[EVENT OUTCOME] 4xx status codes are always reported as errors
Describe the bug: For any calls to services, all 4xx status codes are reporting as error. This includes expected 401 / 403 / 404 codes, which just indicate an issue with the requester (not an error in code).
This causes our alerts to be useless since we cannot tell if something is an error (to alert every time to fix) or just an invalid request (to alert for anomalies).
To Reproduce
- Set up monitoring for a project with GCS
- Have code call to GCS bucket to check for existence on a file that doesn't exist (GCS will return 404)
- Pull up dashboard (or alerts)
- See that it is reported as an error
Environment (please complete the following information)
- OS: Linux
- Python version: 3.8
- Framework and version [e.g. Django 2.1]: Django 3.8
- APM Server version: 7.15
- Agent version: 6.14.0
Additional context
-
requirements.txt:Click to expand
google-cloud-storage==1.42.0
Observations It seems to be handled differently on different parts of code:
- in traces.py it is looking for 5xx's to error
- in instrumentation it is looking for 4xx's to error
Suggestions Could we have 4xx's return as invalid request or warning levels instead? We could still be able to monitor and alert for them, but differently than 5xx's
In general, this seems like expected behavior to me. When we're the server, as in the case of most traces, incoming requests should only be a "failure" for HTTP 500+. But when we're calling out to other services, a 404 is a problem, because we're the client in this case. If I'm a client reaching out to a service and receive a 4xx, that's a failed request, right? No code problems on the server, presumably, but something has gone wrong.
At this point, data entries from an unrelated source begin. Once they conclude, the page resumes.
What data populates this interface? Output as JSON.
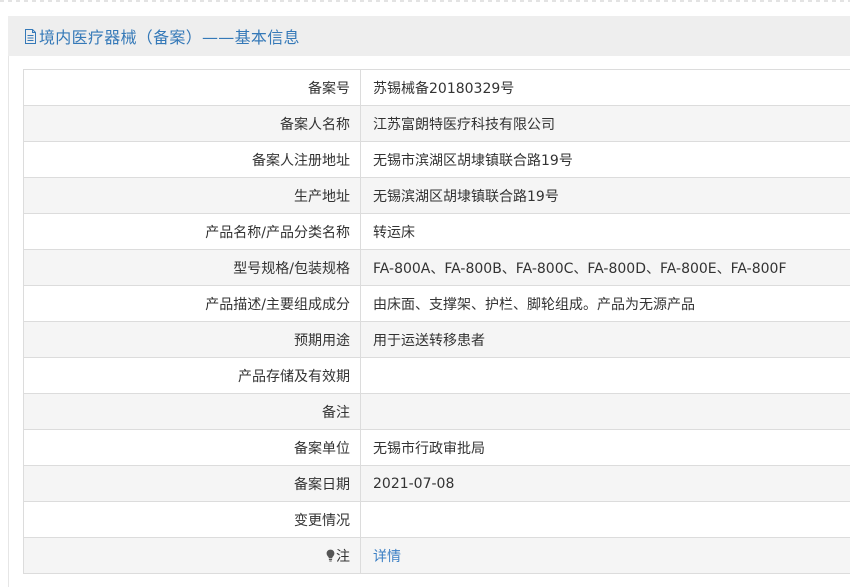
{
  "header": {
    "icon": "document-icon",
    "title": "境内医疗器械（备案）——基本信息"
  },
  "rows": [
    {
      "label": "备案号",
      "value": "苏锡械备20180329号"
    },
    {
      "label": "备案人名称",
      "value": "江苏富朗特医疗科技有限公司"
    },
    {
      "label": "备案人注册地址",
      "value": "无锡市滨湖区胡埭镇联合路19号"
    },
    {
      "label": "生产地址",
      "value": "无锡滨湖区胡埭镇联合路19号"
    },
    {
      "label": "产品名称/产品分类名称",
      "value": "转运床"
    },
    {
      "label": "型号规格/包装规格",
      "value": "FA-800A、FA-800B、FA-800C、FA-800D、FA-800E、FA-800F"
    },
    {
      "label": "产品描述/主要组成成分",
      "value": "由床面、支撑架、护栏、脚轮组成。产品为无源产品"
    },
    {
      "label": "预期用途",
      "value": "用于运送转移患者"
    },
    {
      "label": "产品存储及有效期",
      "value": ""
    },
    {
      "label": "备注",
      "value": ""
    },
    {
      "label": "备案单位",
      "value": "无锡市行政审批局"
    },
    {
      "label": "备案日期",
      "value": "2021-07-08"
    },
    {
      "label": "变更情况",
      "value": ""
    }
  ],
  "note_row": {
    "icon": "lightbulb-icon",
    "label": "注",
    "link": "详情"
  },
  "colors": {
    "title": "#3579b8",
    "link": "#3b7fc4",
    "stripe": "#f5f5f5",
    "header_bg": "#eeeeee"
  }
}
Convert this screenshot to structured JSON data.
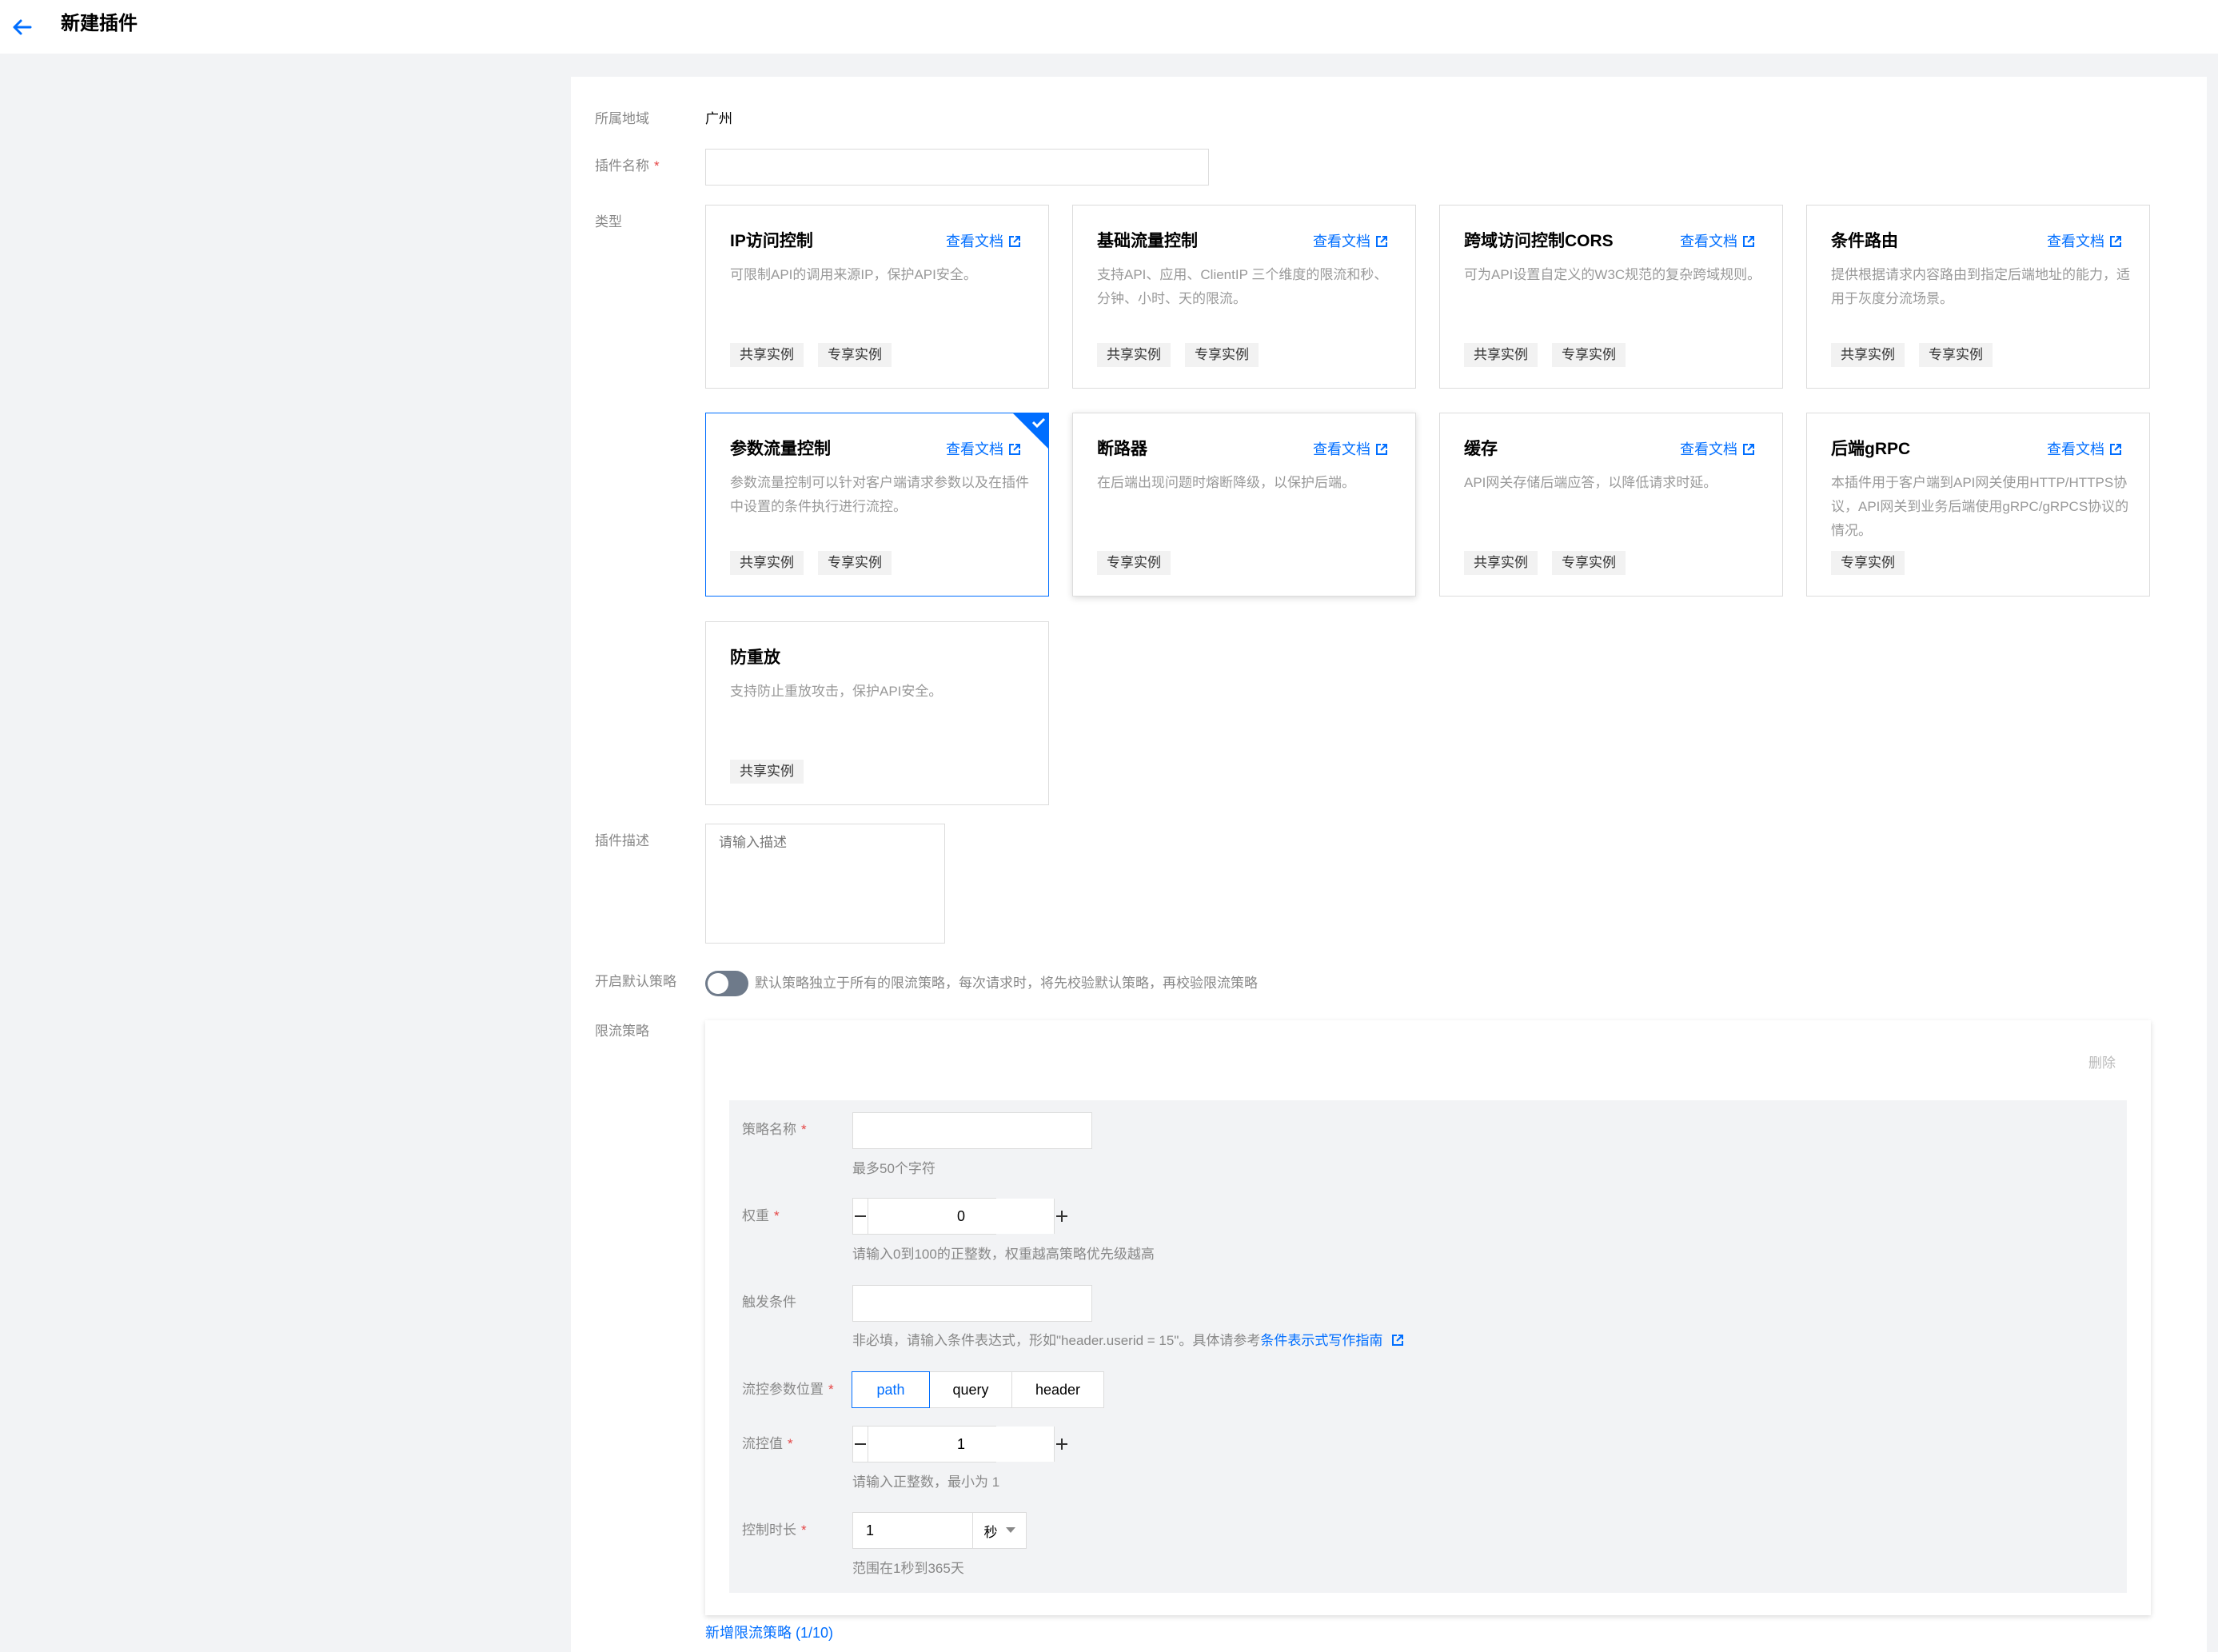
{
  "header": {
    "title": "新建插件"
  },
  "form": {
    "region_label": "所属地域",
    "region_value": "广州",
    "name_label": "插件名称",
    "name_value": "",
    "type_label": "类型",
    "desc_label": "插件描述",
    "desc_placeholder": "请输入描述",
    "default_policy_label": "开启默认策略",
    "default_policy_enabled": false,
    "default_policy_hint": "默认策略独立于所有的限流策略，每次请求时，将先校验默认策略，再校验限流策略",
    "rate_policy_label": "限流策略",
    "required_mark": "*"
  },
  "plugin_types": [
    {
      "title": "IP访问控制",
      "doc": "查看文档",
      "desc": "可限制API的调用来源IP，保护API安全。",
      "tags": [
        "共享实例",
        "专享实例"
      ],
      "selected": false
    },
    {
      "title": "基础流量控制",
      "doc": "查看文档",
      "desc": "支持API、应用、ClientIP 三个维度的限流和秒、分钟、小时、天的限流。",
      "tags": [
        "共享实例",
        "专享实例"
      ],
      "selected": false
    },
    {
      "title": "跨域访问控制CORS",
      "doc": "查看文档",
      "desc": "可为API设置自定义的W3C规范的复杂跨域规则。",
      "tags": [
        "共享实例",
        "专享实例"
      ],
      "selected": false
    },
    {
      "title": "条件路由",
      "doc": "查看文档",
      "desc": "提供根据请求内容路由到指定后端地址的能力，适用于灰度分流场景。",
      "tags": [
        "共享实例",
        "专享实例"
      ],
      "selected": false
    },
    {
      "title": "参数流量控制",
      "doc": "查看文档",
      "desc": "参数流量控制可以针对客户端请求参数以及在插件中设置的条件执行进行流控。",
      "tags": [
        "共享实例",
        "专享实例"
      ],
      "selected": true
    },
    {
      "title": "断路器",
      "doc": "查看文档",
      "desc": "在后端出现问题时熔断降级，以保护后端。",
      "tags": [
        "专享实例"
      ],
      "selected": false
    },
    {
      "title": "缓存",
      "doc": "查看文档",
      "desc": "API网关存储后端应答，以降低请求时延。",
      "tags": [
        "共享实例",
        "专享实例"
      ],
      "selected": false
    },
    {
      "title": "后端gRPC",
      "doc": "查看文档",
      "desc": "本插件用于客户端到API网关使用HTTP/HTTPS协议，API网关到业务后端使用gRPC/gRPCS协议的情况。",
      "tags": [
        "专享实例"
      ],
      "selected": false
    },
    {
      "title": "防重放",
      "doc": "",
      "desc": "支持防止重放攻击，保护API安全。",
      "tags": [
        "共享实例"
      ],
      "selected": false
    }
  ],
  "policy": {
    "delete_label": "删除",
    "name_label": "策略名称",
    "name_value": "",
    "name_hint": "最多50个字符",
    "weight_label": "权重",
    "weight_value": "0",
    "weight_hint": "请输入0到100的正整数，权重越高策略优先级越高",
    "trigger_label": "触发条件",
    "trigger_value": "",
    "trigger_hint": "非必填，请输入条件表达式，形如\"header.userid = 15\"。具体请参考",
    "trigger_hint_link": "条件表示式写作指南",
    "location_label": "流控参数位置",
    "location_options": [
      "path",
      "query",
      "header"
    ],
    "location_selected": "path",
    "limit_label": "流控值",
    "limit_value": "1",
    "limit_hint": "请输入正整数，最小为 1",
    "duration_label": "控制时长",
    "duration_value": "1",
    "duration_unit": "秒",
    "duration_hint": "范围在1秒到365天"
  },
  "add_policy_label": "新增限流策略 (1/10)",
  "colors": {
    "primary": "#006eff",
    "required": "#e54545",
    "toggle_off": "#6e7a8a"
  }
}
The GCS bucket use case is an edge case, and an interesting one. For S3, this is handled in the botocore instrumentation, which creates leaf spans (meaning underlying http spans will be discarded, as they don't add additional useful information). This is why you wouldn't see the same problem for S3 calls, because the botocore instrumentation handles success in a service-specific way.
Are you interacting with GCS directly via requests to their API, or are you using a library to interact with it? If it's a library, we can add a GCS-specific instrumentation to do "success"-handling in a GCS-specific way. You could also wrap your calls with elasticapm.capture_span with leaf=True to discard the underlying span and set the outcome yourself.
Could we have 4xx's return as invalid request or warning levels instead? We could still be able to monitor and alert for them, but differently than 5xx's
Currently, spans have only two outcomes, success and failure. Having something in the middle is an interesting idea, though...
So currently, we have two use cases that cause our error logs to go haywire.
- For checking authentication, we return 403 / 401 on each page if their session expired. This is expected behavior, and we want to alert if we see an anomalous increase (i.e. our authentication service is ALWAYS returning 403s)
- For GCS, we're using their distributed library, which calls a
.existsand that call returns a 404 if it doesn't exist and the library returnsFalse.
I will look into that wrapper to see if we can do that, but since it's so far in a library, i don't know if it will be feasible :(
For checking authentication, we return 403 / 401 on each page if their session expired. This is expected behavior, and we want to alert if we see an anomalous increase (i.e. our authentication service is ALWAYS returning 403s)
Interesting. Yeah, for the server handling code, that transaction should definitely not be an error. But again, as a client, if I'm getting a 4xx for authentication it still feels like that span is a "failure".
For GCS, we're using their distributed library, which calls a .exists and that call returns a 404 if it doesn't exist and the library returns False.
Yeah we should definitely add a proper instrumentation for that library: https://github.com/elastic/apm-agent-python/issues/1763
I come across this issue when using Python Celery (Another library with APM instrumentation provided) and using S3 as the results back end. Celery will query S3 for the results as a HEAD request. If the celery task hasn't completed yet, S3 will return the 404. For longer running tasks, there's a fair number of failures on those 404s.
I don't have a clean suggestion as in some cases a 404 really is a failure. In others, it's not.